Here is the thing though... everyone makes mistakes.
Having worked for many years in aircraft maintenance, from flight-line level right through to depot level, where an aircraft is all but ripped down to its stingers, spars and frame, and reassembled, I can easily see how such a mistake can be made. A person whose job its to do task "A" (in this case, fit the door plug bolts) gets distracted by a boss or a shift foreman, who says he will assign someone else to do the task because he needs this guy to do another important job. Another important job comes up and the second person get re-tasked to do something else, and so on. Then someone else comes along whose task it is to put the interior paneling back on. They will reason that they wouldn't have been tasked to do that if the job was not ready to be covered. They fit the paneling. The original guy, or the replacement comes along to finish fitting the door plug and finds the paneling in place and figures the boss must have assigned someone else to do the job.
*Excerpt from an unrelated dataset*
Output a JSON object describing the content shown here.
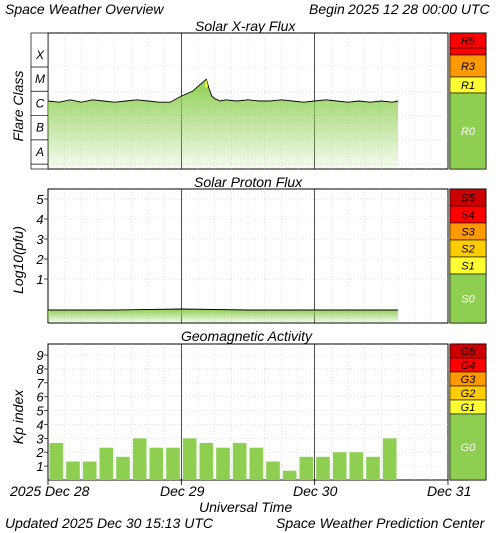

The mistake has been made - the door plug is now missing the bolts, and no-one knows about it.
Now, in a firm with quality and safety as core aspects of the work culture, someone will check the work before the covers are put back on. The person putting the covers on will ask a supervisor to check before proceeding. Whenever I had a task that involved a panel covering any work I had done, I would always get a supervisor to sign off that the work was done before I would allow that panel to be refitted.
Quality and safety is an attitude, and that attitude comes down from the management. If the management treat the workers like ****, if they fob them off when they try to report safety issues, if they tell them to never put anything in writing, if they make life harder for those who persist in reporting safety issues, those workers will soon learn that the management don't give a ****, so they will rightly reason that they don't need to give a **** either.